Green technology is the buzz word of our time and in no area more-so than automobiles. Long gone are the days of 5.0 litre V12 engines, cheap fuel and aggressive battering of the ozone layer. We now realise that to continue motoring in a somewhat similar shape than we did, we have to motor in a greener manner than ever before. So, what are the predictions for motoring for the future?
Guidelines and Rules
Green motoring and environmental issues are at the centre of most governments and regulatory bodies – so, expect continuation of tighter guidelines and higher expectations from automobiles. Currently, opinions are that the end is nigh for small cars with diesel engines thanks to emission standards being brought in by the EU in 2014. These strict guidelines for diesel are only the beginning and most manufacturers will have to reduce CO2 output levels to remarkably low levels to meet standards by 2019, according to directives. Many it seems, plan to continue to use internal combustion in the short-medium term, though perhaps with the use of other technologies too.
Hybrid and Electric
It seems that hybrid and electric vehicles will become increasingly commonplace. Though many manufacturers won’t make the change to electric only, it seems that the mix of electric and petrol will be quite common. This technology is set to fall in price and also become increasingly efficient, meaning battery life may soon not be a concern for those car leasing or driving bought cars over long journeys.

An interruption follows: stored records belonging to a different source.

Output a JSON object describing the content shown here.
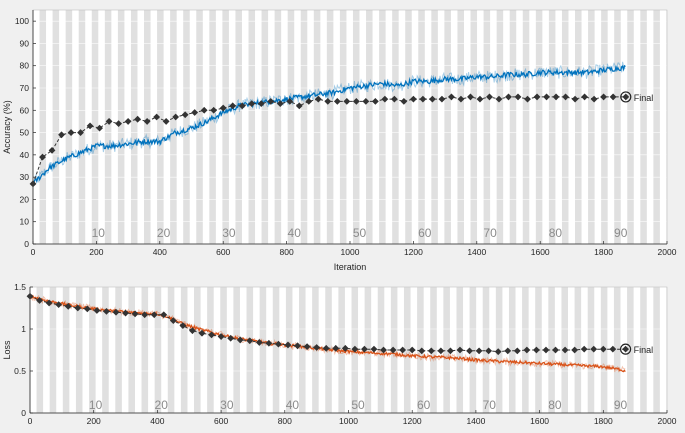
{
  "chart_data": [
    {
      "type": "line",
      "title": "",
      "xlabel": "Iteration",
      "ylabel": "Accuracy (%)",
      "xlim": [
        0,
        2000
      ],
      "ylim": [
        0,
        105
      ],
      "xticks": [
        0,
        200,
        400,
        600,
        800,
        1000,
        1200,
        1400,
        1600,
        1800,
        2000
      ],
      "yticks": [
        0,
        10,
        20,
        30,
        40,
        50,
        60,
        70,
        80,
        90,
        100
      ],
      "grid": true,
      "epoch_bands": {
        "iterations_per_epoch": 20.6,
        "labels": [
          10,
          20,
          30,
          40,
          50,
          60,
          70,
          80,
          90
        ]
      },
      "series": [
        {
          "role": "training",
          "color": "#0072bd",
          "smoothed": [
            [
              0,
              27
            ],
            [
              50,
              34
            ],
            [
              100,
              38
            ],
            [
              150,
              41
            ],
            [
              200,
              44
            ],
            [
              250,
              44
            ],
            [
              300,
              45
            ],
            [
              350,
              46
            ],
            [
              400,
              46
            ],
            [
              450,
              50
            ],
            [
              500,
              52
            ],
            [
              550,
              55
            ],
            [
              600,
              59
            ],
            [
              650,
              62
            ],
            [
              700,
              63
            ],
            [
              750,
              64
            ],
            [
              800,
              65
            ],
            [
              850,
              66
            ],
            [
              900,
              67
            ],
            [
              950,
              68
            ],
            [
              1000,
              70
            ],
            [
              1050,
              71
            ],
            [
              1100,
              72
            ],
            [
              1150,
              71
            ],
            [
              1200,
              73
            ],
            [
              1250,
              73
            ],
            [
              1300,
              74
            ],
            [
              1350,
              74
            ],
            [
              1400,
              75
            ],
            [
              1450,
              75
            ],
            [
              1500,
              76
            ],
            [
              1550,
              76
            ],
            [
              1600,
              77
            ],
            [
              1650,
              77
            ],
            [
              1700,
              77
            ],
            [
              1750,
              77
            ],
            [
              1800,
              78
            ],
            [
              1850,
              79
            ],
            [
              1870,
              79
            ]
          ]
        },
        {
          "role": "validation",
          "color": "#333333",
          "points": [
            [
              0,
              27
            ],
            [
              30,
              39
            ],
            [
              60,
              42
            ],
            [
              90,
              49
            ],
            [
              120,
              50
            ],
            [
              150,
              50
            ],
            [
              180,
              53
            ],
            [
              210,
              52
            ],
            [
              240,
              55
            ],
            [
              270,
              54
            ],
            [
              300,
              55
            ],
            [
              330,
              56
            ],
            [
              360,
              55
            ],
            [
              390,
              57
            ],
            [
              420,
              55
            ],
            [
              450,
              57
            ],
            [
              480,
              58
            ],
            [
              510,
              59
            ],
            [
              540,
              60
            ],
            [
              570,
              60
            ],
            [
              600,
              61
            ],
            [
              630,
              62
            ],
            [
              660,
              62
            ],
            [
              690,
              63
            ],
            [
              720,
              63
            ],
            [
              750,
              64
            ],
            [
              780,
              63
            ],
            [
              810,
              64
            ],
            [
              840,
              62
            ],
            [
              870,
              64
            ],
            [
              900,
              65
            ],
            [
              930,
              64
            ],
            [
              960,
              64
            ],
            [
              990,
              64
            ],
            [
              1020,
              64
            ],
            [
              1050,
              64
            ],
            [
              1080,
              64
            ],
            [
              1110,
              65
            ],
            [
              1140,
              65
            ],
            [
              1170,
              64
            ],
            [
              1200,
              65
            ],
            [
              1230,
              65
            ],
            [
              1260,
              65
            ],
            [
              1290,
              65
            ],
            [
              1320,
              66
            ],
            [
              1350,
              65
            ],
            [
              1380,
              66
            ],
            [
              1410,
              65
            ],
            [
              1440,
              66
            ],
            [
              1470,
              65
            ],
            [
              1500,
              66
            ],
            [
              1530,
              66
            ],
            [
              1560,
              65
            ],
            [
              1590,
              66
            ],
            [
              1620,
              66
            ],
            [
              1650,
              66
            ],
            [
              1680,
              66
            ],
            [
              1710,
              65
            ],
            [
              1740,
              66
            ],
            [
              1770,
              65
            ],
            [
              1800,
              66
            ],
            [
              1830,
              66
            ],
            [
              1870,
              66
            ]
          ],
          "final_label": "Final"
        }
      ]
    },
    {
      "type": "line",
      "title": "",
      "xlabel": "",
      "ylabel": "Loss",
      "xlim": [
        0,
        2000
      ],
      "ylim": [
        0,
        1.5
      ],
      "xticks": [
        0,
        200,
        400,
        600,
        800,
        1000,
        1200,
        1400,
        1600,
        1800,
        2000
      ],
      "yticks": [
        0,
        0.5,
        1,
        1.5
      ],
      "grid": true,
      "epoch_bands": {
        "iterations_per_epoch": 20.6,
        "labels": [
          10,
          20,
          30,
          40,
          50,
          60,
          70,
          80,
          90
        ]
      },
      "series": [
        {
          "role": "training",
          "color": "#d95319",
          "smoothed": [
            [
              0,
              1.39
            ],
            [
              50,
              1.34
            ],
            [
              100,
              1.3
            ],
            [
              150,
              1.27
            ],
            [
              200,
              1.24
            ],
            [
              250,
              1.22
            ],
            [
              300,
              1.2
            ],
            [
              350,
              1.19
            ],
            [
              400,
              1.18
            ],
            [
              430,
              1.15
            ],
            [
              480,
              1.06
            ],
            [
              530,
              1.0
            ],
            [
              600,
              0.93
            ],
            [
              650,
              0.89
            ],
            [
              700,
              0.86
            ],
            [
              750,
              0.83
            ],
            [
              800,
              0.81
            ],
            [
              850,
              0.79
            ],
            [
              900,
              0.77
            ],
            [
              950,
              0.75
            ],
            [
              1000,
              0.73
            ],
            [
              1050,
              0.72
            ],
            [
              1100,
              0.71
            ],
            [
              1150,
              0.7
            ],
            [
              1200,
              0.68
            ],
            [
              1250,
              0.67
            ],
            [
              1300,
              0.66
            ],
            [
              1350,
              0.65
            ],
            [
              1400,
              0.63
            ],
            [
              1450,
              0.62
            ],
            [
              1500,
              0.61
            ],
            [
              1550,
              0.6
            ],
            [
              1600,
              0.59
            ],
            [
              1650,
              0.58
            ],
            [
              1700,
              0.57
            ],
            [
              1750,
              0.56
            ],
            [
              1800,
              0.55
            ],
            [
              1850,
              0.52
            ],
            [
              1870,
              0.5
            ]
          ]
        },
        {
          "role": "validation",
          "color": "#333333",
          "points": [
            [
              0,
              1.39
            ],
            [
              30,
              1.34
            ],
            [
              60,
              1.31
            ],
            [
              90,
              1.29
            ],
            [
              120,
              1.27
            ],
            [
              150,
              1.25
            ],
            [
              180,
              1.24
            ],
            [
              210,
              1.22
            ],
            [
              240,
              1.21
            ],
            [
              270,
              1.2
            ],
            [
              300,
              1.19
            ],
            [
              330,
              1.18
            ],
            [
              360,
              1.17
            ],
            [
              390,
              1.17
            ],
            [
              420,
              1.17
            ],
            [
              450,
              1.1
            ],
            [
              480,
              1.04
            ],
            [
              510,
              0.98
            ],
            [
              540,
              0.95
            ],
            [
              570,
              0.93
            ],
            [
              600,
              0.91
            ],
            [
              630,
              0.89
            ],
            [
              660,
              0.87
            ],
            [
              690,
              0.86
            ],
            [
              720,
              0.84
            ],
            [
              750,
              0.83
            ],
            [
              780,
              0.82
            ],
            [
              810,
              0.81
            ],
            [
              840,
              0.8
            ],
            [
              870,
              0.79
            ],
            [
              900,
              0.78
            ],
            [
              930,
              0.77
            ],
            [
              960,
              0.77
            ],
            [
              990,
              0.77
            ],
            [
              1020,
              0.76
            ],
            [
              1050,
              0.76
            ],
            [
              1080,
              0.76
            ],
            [
              1110,
              0.75
            ],
            [
              1140,
              0.75
            ],
            [
              1170,
              0.75
            ],
            [
              1200,
              0.75
            ],
            [
              1230,
              0.74
            ],
            [
              1260,
              0.74
            ],
            [
              1290,
              0.74
            ],
            [
              1320,
              0.74
            ],
            [
              1350,
              0.75
            ],
            [
              1380,
              0.74
            ],
            [
              1410,
              0.74
            ],
            [
              1440,
              0.74
            ],
            [
              1470,
              0.73
            ],
            [
              1500,
              0.74
            ],
            [
              1530,
              0.74
            ],
            [
              1560,
              0.75
            ],
            [
              1590,
              0.75
            ],
            [
              1620,
              0.75
            ],
            [
              1650,
              0.75
            ],
            [
              1680,
              0.75
            ],
            [
              1710,
              0.75
            ],
            [
              1740,
              0.76
            ],
            [
              1770,
              0.76
            ],
            [
              1800,
              0.76
            ],
            [
              1830,
              0.76
            ],
            [
              1870,
              0.76
            ]
          ],
          "final_label": "Final"
        }
      ]
    }
  ]
}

One of the ways to achieve increased efficiency will be through the use of lighter materials that will provide both strength and beauty. These materials will allow for greener and more sustainable motoring. In the near future, expect a move away from the traditional metals of today and towards carbon fibres and high tech metals.

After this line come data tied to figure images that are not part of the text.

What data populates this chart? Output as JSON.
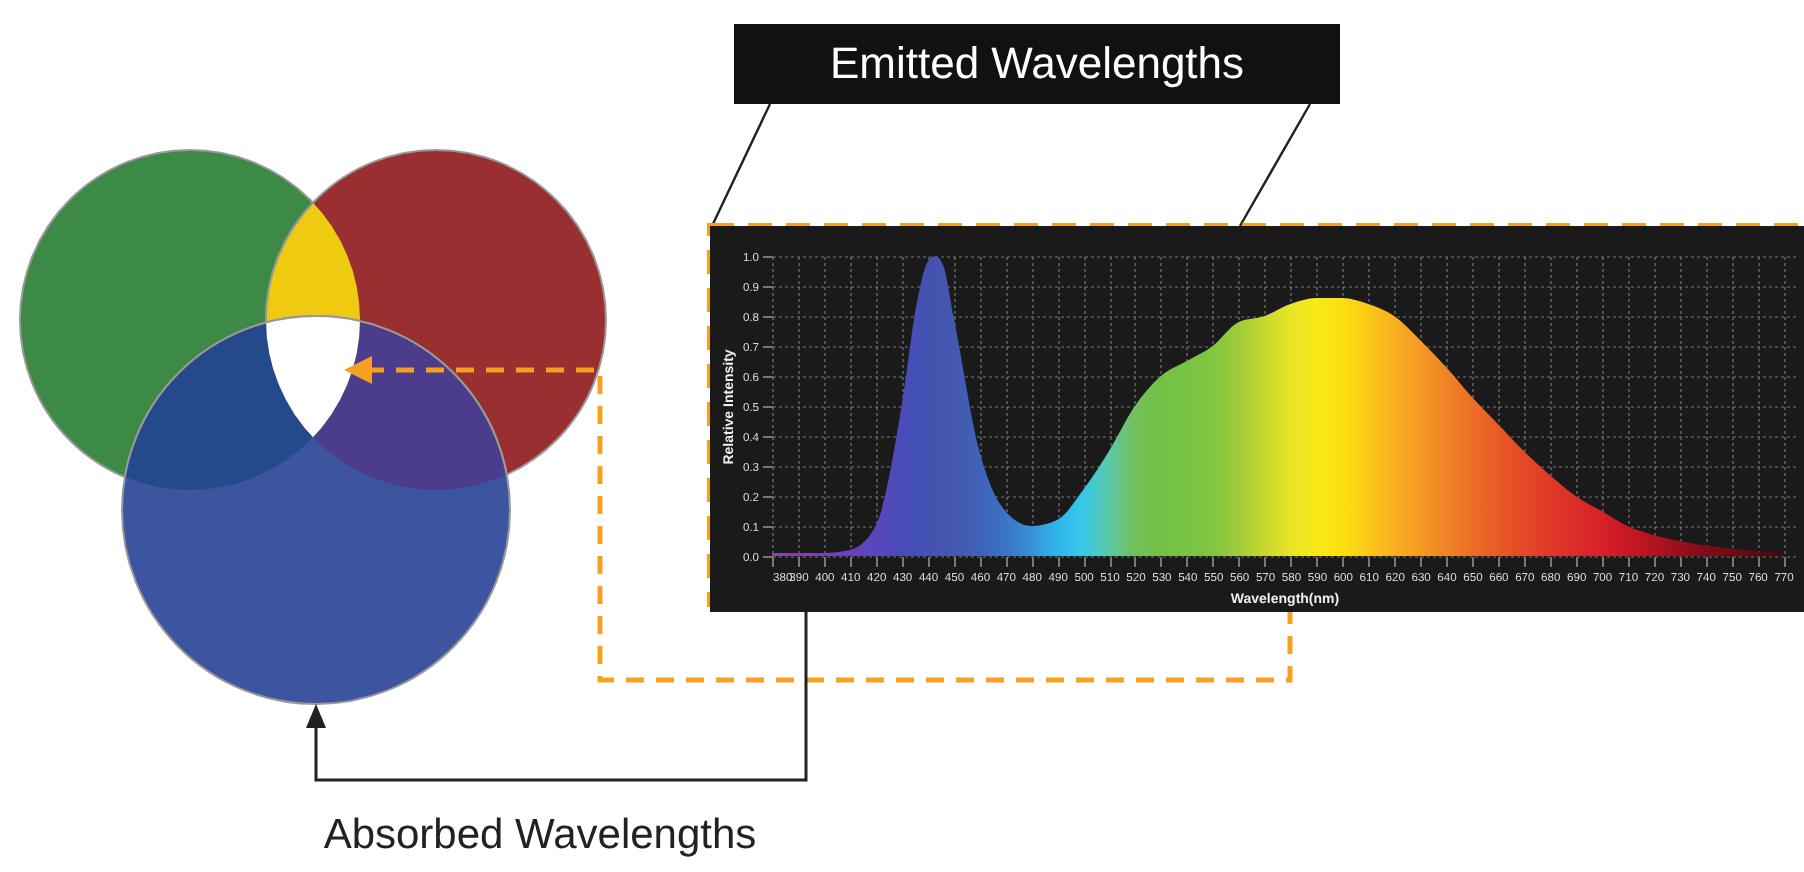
{
  "chart_data": {
    "type": "area",
    "title": "Emitted Wavelengths",
    "xlabel": "Wavelength(nm)",
    "ylabel": "Relative Intensity",
    "annotations": [
      "Absorbed Wavelengths"
    ],
    "x": [
      380,
      400,
      410,
      420,
      430,
      436,
      440,
      443,
      446,
      450,
      460,
      470,
      480,
      490,
      500,
      510,
      520,
      530,
      540,
      550,
      560,
      570,
      580,
      590,
      600,
      610,
      620,
      630,
      640,
      650,
      660,
      670,
      680,
      690,
      700,
      710,
      720,
      730,
      740,
      750,
      760,
      770
    ],
    "series": [
      {
        "values": [
          0.01,
          0.01,
          0.02,
          0.1,
          0.5,
          0.85,
          0.98,
          1.0,
          0.97,
          0.8,
          0.35,
          0.15,
          0.1,
          0.12,
          0.22,
          0.35,
          0.5,
          0.6,
          0.65,
          0.7,
          0.78,
          0.8,
          0.84,
          0.86,
          0.86,
          0.84,
          0.8,
          0.72,
          0.63,
          0.53,
          0.44,
          0.35,
          0.27,
          0.2,
          0.15,
          0.1,
          0.07,
          0.05,
          0.035,
          0.025,
          0.015,
          0.01
        ],
        "colors": [
          "#8a3fb0",
          "#7b3fb8",
          "#6a42bb",
          "#5a46bb",
          "#4a4ab8",
          "#4450b5",
          "#4452b2",
          "#4454b0",
          "#4456b0",
          "#4458b0",
          "#3f62b8",
          "#3a74c6",
          "#3890d8",
          "#2fb6ea",
          "#36c8e8",
          "#5cc8a8",
          "#72c05a",
          "#74c046",
          "#78c442",
          "#80c642",
          "#a0cc3a",
          "#c8d830",
          "#e8e428",
          "#f8e818",
          "#fde010",
          "#fcc818",
          "#f8b020",
          "#f49a24",
          "#f08426",
          "#ec6e26",
          "#e85a26",
          "#e44826",
          "#e03a28",
          "#dc2c28",
          "#d82028",
          "#c81824",
          "#b01420",
          "#98101c",
          "#800c18",
          "#700a14",
          "#600810",
          "#50060c"
        ]
      }
    ],
    "xlim": [
      380,
      775
    ],
    "xticks": [
      380,
      390,
      400,
      410,
      420,
      430,
      440,
      450,
      460,
      470,
      480,
      490,
      500,
      510,
      520,
      530,
      540,
      550,
      560,
      570,
      580,
      590,
      600,
      610,
      620,
      630,
      640,
      650,
      660,
      670,
      680,
      690,
      700,
      710,
      720,
      730,
      740,
      750,
      760,
      770
    ],
    "ylim": [
      0,
      1
    ],
    "yticks": [
      {
        "value": 0,
        "label": "0.0"
      },
      0.1,
      0.2,
      0.3,
      0.4,
      0.5,
      0.6,
      0.7,
      0.8,
      0.9,
      {
        "value": 1,
        "label": "1.0"
      }
    ],
    "grid": true
  }
}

Cars will also become increasingly recyclable and the notion of a scrap yard will be pushed to the past. Though we often only think of automobiles and their environmental impact in motoring terms, the leftovers also cause issues for the world. Cars such as Honda’s Extreme which is completely recyclable and VW’s Nanospyder which can be recycled, assembled and reassembled on a microscopic level are the future.

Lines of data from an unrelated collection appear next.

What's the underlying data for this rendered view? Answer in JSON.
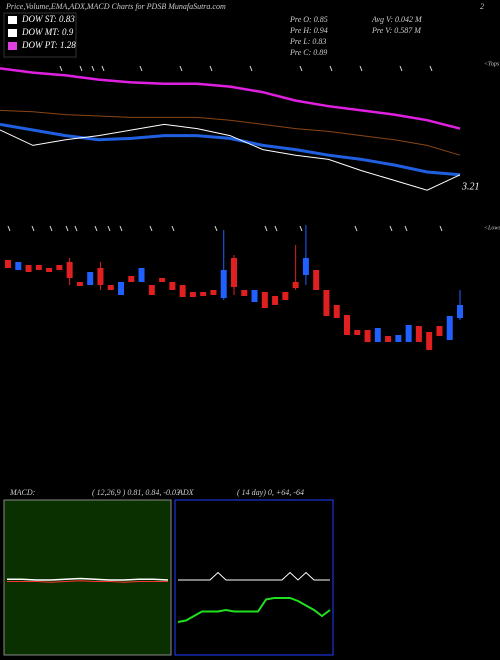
{
  "header": {
    "title": "Price,Volume,EMA,ADX,MACD Charts for PDSB MunafaSutra.com",
    "page": "2"
  },
  "legend": [
    {
      "label": "DOW ST: 0.83",
      "color": "#ffffff"
    },
    {
      "label": "DOW MT: 0.9",
      "color": "#ffffff"
    },
    {
      "label": "DOW PT: 1.28",
      "color": "#e040e0"
    }
  ],
  "stats": {
    "left": [
      "Pre  O: 0.85",
      "Pre  H: 0.94",
      "Pre  L: 0.83",
      "Pre  C: 0.89"
    ],
    "right": [
      "Avg V: 0.042  M",
      "Pre  V: 0.587 M"
    ]
  },
  "chart_data": [
    {
      "type": "line",
      "annotations": [
        "3.21",
        "<Tops"
      ],
      "ylim": [
        0.6,
        1.6
      ],
      "series": [
        {
          "color": "#e020e0",
          "width": 2.5,
          "values": [
            1.54,
            1.51,
            1.49,
            1.46,
            1.44,
            1.43,
            1.43,
            1.41,
            1.37,
            1.31,
            1.27,
            1.24,
            1.21,
            1.17,
            1.11
          ]
        },
        {
          "color": "#8b4513",
          "width": 1,
          "values": [
            1.24,
            1.23,
            1.21,
            1.2,
            1.19,
            1.19,
            1.19,
            1.17,
            1.14,
            1.11,
            1.09,
            1.06,
            1.03,
            0.99,
            0.92
          ]
        },
        {
          "color": "#2060e0",
          "width": 3,
          "values": [
            1.14,
            1.1,
            1.06,
            1.03,
            1.04,
            1.06,
            1.06,
            1.04,
            0.99,
            0.96,
            0.92,
            0.89,
            0.85,
            0.8,
            0.78
          ]
        },
        {
          "color": "#ffffff",
          "width": 1,
          "values": [
            1.1,
            0.99,
            1.03,
            1.06,
            1.1,
            1.14,
            1.11,
            1.06,
            0.96,
            0.92,
            0.89,
            0.81,
            0.74,
            0.67,
            0.78
          ]
        }
      ]
    },
    {
      "type": "candlestick",
      "annotations": [
        "<Lows"
      ],
      "ylim": [
        0.7,
        1.45
      ],
      "up_color": "#2060ff",
      "down_color": "#e02020",
      "open": [
        1.225,
        1.175,
        1.2,
        1.2,
        1.185,
        1.2,
        1.215,
        1.115,
        1.1,
        1.185,
        1.1,
        1.05,
        1.145,
        1.115,
        1.1,
        1.135,
        1.115,
        1.1,
        1.065,
        1.065,
        1.075,
        1.035,
        1.235,
        1.075,
        1.015,
        1.065,
        1.045,
        1.065,
        1.115,
        1.15,
        1.175,
        1.075,
        1.0,
        0.95,
        0.875,
        0.875,
        0.815,
        0.845,
        0.815,
        0.815,
        0.895,
        0.865,
        0.895,
        0.825,
        0.935
      ],
      "high": [
        1.225,
        1.215,
        1.2,
        1.2,
        1.185,
        1.2,
        1.235,
        1.115,
        1.165,
        1.215,
        1.1,
        1.115,
        1.145,
        1.185,
        1.1,
        1.135,
        1.115,
        1.1,
        1.065,
        1.065,
        1.075,
        1.375,
        1.25,
        1.075,
        1.075,
        1.065,
        1.045,
        1.065,
        1.3,
        1.4,
        1.175,
        1.075,
        1.0,
        0.95,
        0.875,
        0.875,
        0.885,
        0.845,
        0.85,
        0.9,
        0.895,
        0.865,
        0.895,
        0.945,
        1.075
      ],
      "low": [
        1.185,
        1.175,
        1.165,
        1.175,
        1.165,
        1.175,
        1.1,
        1.095,
        1.1,
        1.075,
        1.075,
        1.05,
        1.115,
        1.115,
        1.05,
        1.115,
        1.075,
        1.04,
        1.04,
        1.045,
        1.05,
        1.025,
        1.05,
        1.045,
        1.015,
        0.985,
        1.0,
        1.025,
        1.075,
        1.1,
        1.075,
        0.945,
        0.935,
        0.85,
        0.85,
        0.815,
        0.815,
        0.815,
        0.815,
        0.815,
        0.815,
        0.775,
        0.845,
        0.825,
        0.925
      ],
      "close": [
        1.185,
        1.215,
        1.165,
        1.175,
        1.165,
        1.175,
        1.135,
        1.095,
        1.165,
        1.1,
        1.075,
        1.115,
        1.115,
        1.185,
        1.05,
        1.115,
        1.075,
        1.04,
        1.04,
        1.045,
        1.05,
        1.175,
        1.09,
        1.045,
        1.075,
        0.985,
        1.0,
        1.025,
        1.085,
        1.235,
        1.075,
        0.945,
        0.935,
        0.85,
        0.85,
        0.815,
        0.885,
        0.815,
        0.85,
        0.9,
        0.815,
        0.775,
        0.845,
        0.945,
        1.0
      ]
    },
    {
      "type": "line",
      "title": "MACD:",
      "subtitle": "( 12,26,9 ) 0.81, 0.84, -0.03",
      "ylim": [
        -1,
        1
      ],
      "background": "#0a3000",
      "series": [
        {
          "color": "#ffffff",
          "width": 1.5,
          "values": [
            0.01,
            0.01,
            0.0,
            0.0,
            0.01,
            0.02,
            0.01,
            0.0,
            0.0,
            0.01,
            0.01,
            0.0
          ]
        },
        {
          "color": "#ff3030",
          "width": 1,
          "values": [
            -0.02,
            -0.02,
            -0.02,
            -0.03,
            -0.02,
            -0.01,
            -0.02,
            -0.02,
            -0.03,
            -0.02,
            -0.02,
            -0.02
          ]
        }
      ]
    },
    {
      "type": "line",
      "title": "ADX",
      "subtitle": "( 14  day) 0, +64, -64",
      "ylim": [
        0,
        100
      ],
      "background": "#000000",
      "series": [
        {
          "color": "#ffffff",
          "width": 1,
          "values": [
            50,
            50,
            50,
            50,
            50,
            55,
            50,
            50,
            50,
            50,
            50,
            50,
            50,
            50,
            55,
            50,
            55,
            50,
            50,
            50
          ]
        },
        {
          "color": "#20e020",
          "width": 2,
          "values": [
            22,
            23,
            26,
            29,
            29,
            29,
            30,
            29,
            29,
            29,
            29,
            37,
            38,
            38,
            38,
            36,
            33,
            30,
            26,
            30
          ]
        }
      ]
    }
  ]
}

Of course, we’ll also continue to look for alternative fuels. Currently ethanol and biofuels fly the flag for alternative fuels, though these still pose long term problems. However, there is much research into the hydrogen fuel cell and other long term answers that would allow us to extract energy without causing pollution. Acura’s FX 2020 LeMans holds out the hope that within the end of this decade a hydrogen cell run car will be tested at LeMans. Their belief is so strong that the car, made of recyclable materials, has already been designed, even if the tech hasn’t.